On my previous articles many were quick to dismiss my arguments, and even more have done so recently. My initial reasoning for being short proved to be quite accurate, but also quite short lived. I am unequivocally wrong on my current position, but this position is for the summer. I have the ability to take short term profits (and losses), and this is not the case for everyone.

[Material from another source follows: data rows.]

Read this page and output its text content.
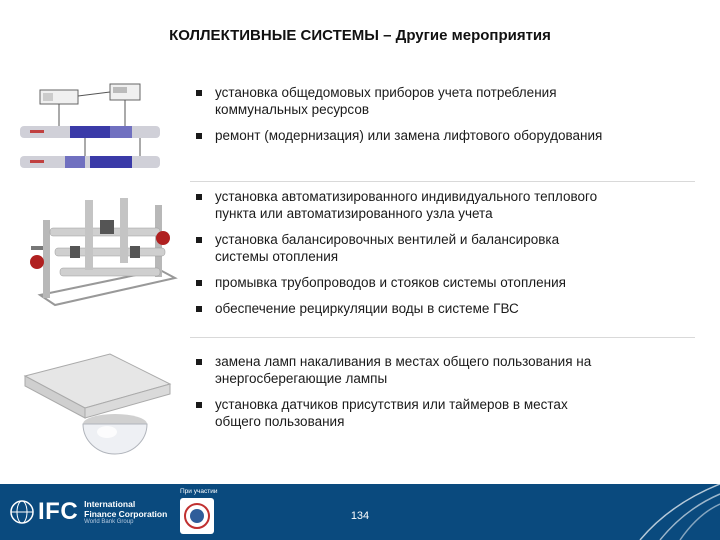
КОЛЛЕКТИВНЫЕ СИСТЕМЫ – Другие мероприятия
установка общедомовых приборов учета потребления
коммунальных ресурсов
ремонт (модернизация) или замена лифтового оборудования
установка автоматизированного индивидуального теплового
пункта или автоматизированного узла учета
установка балансировочных вентилей и балансировка
системы отопления
промывка трубопроводов и стояков системы отопления
обеспечение рециркуляции воды в системе ГВС
замена ламп накаливания в местах общего пользования на
энергосберегающие лампы
установка датчиков присутствия или таймеров в местах
общего пользования
IFC International
Finance Corporation
World Bank Group
При участии
134
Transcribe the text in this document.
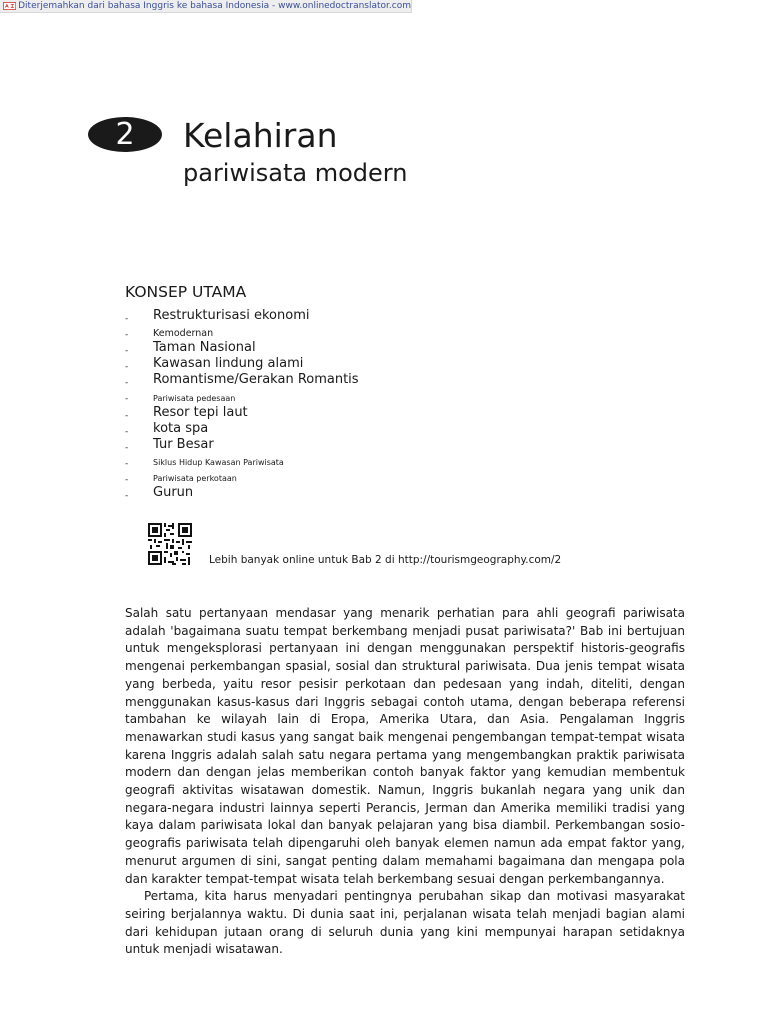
Diterjemahkan dari bahasa Inggris ke bahasa Indonesia - www.onlinedoctranslator.com
2	Kelahiran
pariwisata modern
KONSEP UTAMA
- Restrukturisasi ekonomi
-	Kemodernan
- Taman Nasional
- Kawasan lindung alami
- Romantisme/Gerakan Romantis
-	Pariwisata pedesaan
- Resor tepi laut
- kota spa
- Tur Besar
-	Siklus Hidup Kawasan Pariwisata
-	Pariwisata perkotaan
- Gurun
Lebih banyak online untuk Bab 2 di http://tourismgeography.com/2

Salah satu pertanyaan mendasar yang menarik perhatian para ahli geografi pariwisata adalah 'bagaimana suatu tempat berkembang menjadi pusat pariwisata?' Bab ini bertujuan untuk mengeksplorasi pertanyaan ini dengan menggunakan perspektif historis-geografis mengenai perkembangan spasial, sosial dan struktural pariwisata. Dua jenis tempat wisata yang berbeda, yaitu resor pesisir perkotaan dan pedesaan yang indah, diteliti, dengan menggunakan kasus-kasus dari Inggris sebagai contoh utama, dengan beberapa referensi tambahan ke wilayah lain di Eropa, Amerika Utara, dan Asia. Pengalaman Inggris menawarkan studi kasus yang sangat baik mengenai pengembangan tempat-tempat wisata karena Inggris adalah salah satu negara pertama yang mengembangkan praktik pariwisata modern dan dengan jelas memberikan contoh banyak faktor yang kemudian membentuk geografi aktivitas wisatawan domestik. Namun, Inggris bukanlah negara yang unik dan negara-negara industri lainnya seperti Perancis, Jerman dan Amerika memiliki tradisi yang kaya dalam pariwisata lokal dan banyak pelajaran yang bisa diambil. Perkembangan sosio-geografis pariwisata telah dipengaruhi oleh banyak elemen namun ada empat faktor yang, menurut argumen di sini, sangat penting dalam memahami bagaimana dan mengapa pola dan karakter tempat-tempat wisata telah berkembang sesuai dengan perkembangannya.

Pertama, kita harus menyadari pentingnya perubahan sikap dan motivasi masyarakat seiring berjalannya waktu. Di dunia saat ini, perjalanan wisata telah menjadi bagian alami dari kehidupan jutaan orang di seluruh dunia yang kini mempunyai harapan setidaknya untuk menjadi wisatawan.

Consider what these cycles mean and what these charts actually represent. You don't have to agree with my outlook. I suspect most won't. But all of these cycles and charts are not obscure or irrelevant, they have proven to be reliable in the past, and at the least should be considered. They all illustrate very important economic relationships and have very real implications
Trading and investing is inherently difficult. I am sure many are familiar with the low success rates. I am not suggesting I have any unique abilities. This is simply the product of my research and studies to date.
Also I suggest readers consider that I am not an expert, but a student of the markets, and still have much to learn. Please seek further financial advice prior to making any investment decisions.
Disclosure: I am short SPY, FXA. I wrote this article myself, and it expresses my own opinions. I am not receiving compensation for it (other than from Seeking Alpha). I have no business relationship with any company whose stock is mentioned in this article.
Additional disclosure: I am short other US indices and individual equities. I also have a select few long positions in individual equities. My time frame is often short and my positions change frequently.